Ia menegaskan bahwa masyarakat tidak menolak pembangunan, tetapi menolak pola kebijakan yang tidak melibatkan warga sebagai pihak yang terdampak langsung. Menurutnya, program sebesar transmigrasi seharusnya diawali dengan dialog, musyawarah, serta persetujuan masyarakat lokal.
“Kami tidak menolak pembangunan. Tapi kami menolak jika program masuk tanpa izin, tanpa dialog, dan tanpa persetujuan masyarakat. Wilayah ini adalah ruang hidup kami, bukan lahan kosong,” tegasnya.

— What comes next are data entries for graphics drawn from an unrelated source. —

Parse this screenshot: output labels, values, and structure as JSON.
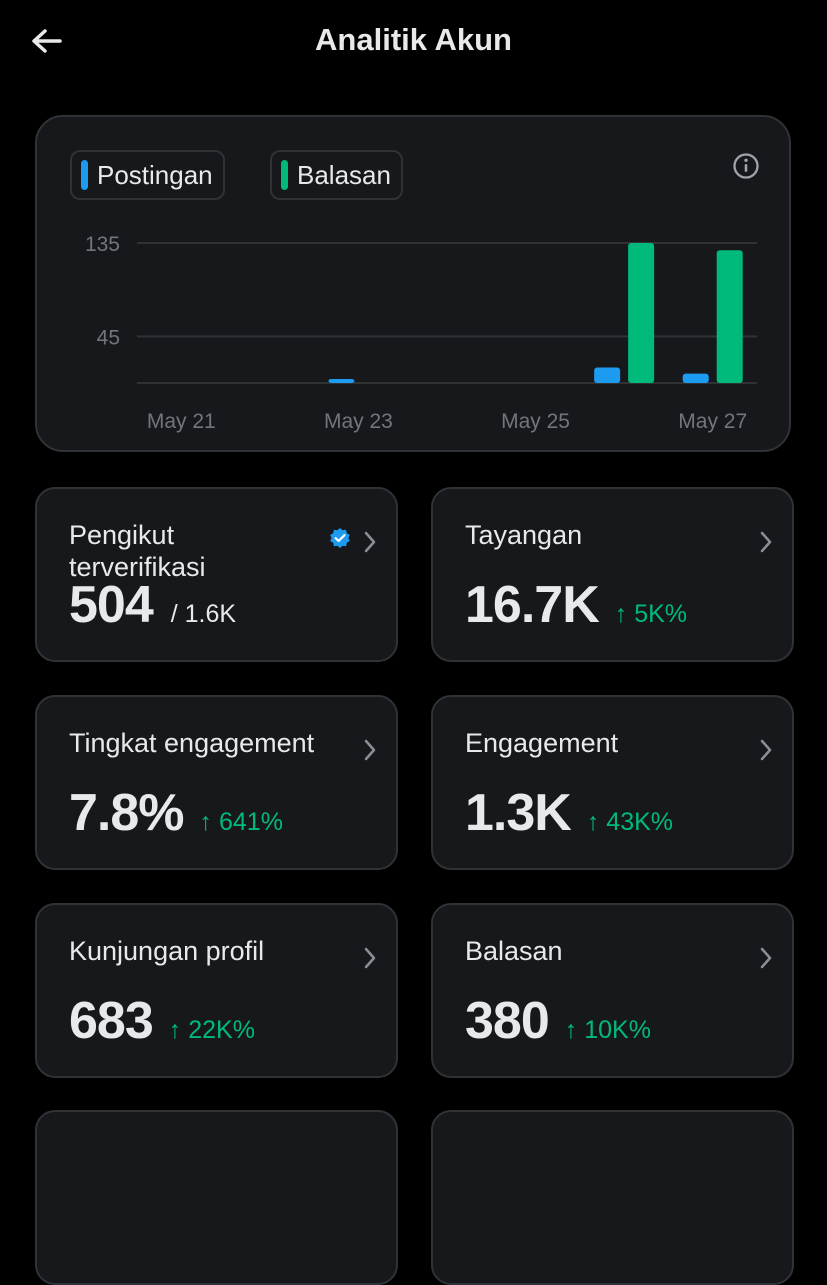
{
  "header": {
    "title": "Analitik Akun",
    "back_icon": "arrow-left-icon"
  },
  "chart_data": {
    "type": "bar",
    "categories": [
      "May 21",
      "May 22",
      "May 23",
      "May 24",
      "May 25",
      "May 26",
      "May 27"
    ],
    "series": [
      {
        "name": "Postingan",
        "color": "#1d9bf0",
        "values": [
          0,
          0,
          3,
          0,
          0,
          15,
          9
        ]
      },
      {
        "name": "Balasan",
        "color": "#00ba7c",
        "values": [
          0,
          0,
          0,
          0,
          0,
          135,
          128
        ]
      }
    ],
    "tick_labels_x": [
      "May 21",
      "May 23",
      "May 25",
      "May 27"
    ],
    "y_ticks": [
      "135",
      "45"
    ],
    "ylim": [
      0,
      135
    ],
    "grid": true,
    "legend": "top-left"
  },
  "info_icon": "info-circle-icon",
  "stats": {
    "verified_followers": {
      "label_line1": "Pengikut",
      "label_line2": "terverifikasi",
      "value": "504",
      "sub": "/ 1.6K"
    },
    "impressions": {
      "label": "Tayangan",
      "value": "16.7K",
      "change": "↑ 5K%"
    },
    "engagement_rate": {
      "label": "Tingkat engagement",
      "value": "7.8%",
      "change": "↑ 641%"
    },
    "engagements": {
      "label": "Engagement",
      "value": "1.3K",
      "change": "↑ 43K%"
    },
    "profile_visits": {
      "label": "Kunjungan profil",
      "value": "683",
      "change": "↑ 22K%"
    },
    "replies": {
      "label": "Balasan",
      "value": "380",
      "change": "↑ 10K%"
    }
  },
  "colors": {
    "accent_blue": "#1d9bf0",
    "accent_green": "#00ba7c",
    "card_bg": "#16181c",
    "border": "#2f3336"
  }
}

Melalui aksi ini, warga Dusun Nibung mendesak Pemerintah Kabupaten Bengkayang dan instansi terkait untuk segera membatalkan hasil evaluasi lahan transmigrasi di wilayah mereka. Mereka juga meminta pemerintah mengedepankan pendekatan persuasif dan menghormati kearifan lokal sebelum mengambil kebijakan yang berdampak langsung terhadap kehidupan masyarakat.
Warga Nibung demo akan terus mengawal persoalan ini hingga ada kepastian dan keadilan dari pemerintah. Mereka berharap aspirasi yang disampaikan dapat menjadi pertimbangan serius agar tidak terjadi konflik sosial di kemudian hari akibat kebijakan yang dinilai sepihak.
Hingga aksi berakhir, situasi berlangsung aman dan tertib. Warga berkomitmen menyampaikan aspirasi secara damai sembari menunggu respons resmi dari pemerintah daerah terkait tuntutan penolakan kawasan transmigrasi di Dusun Nibung.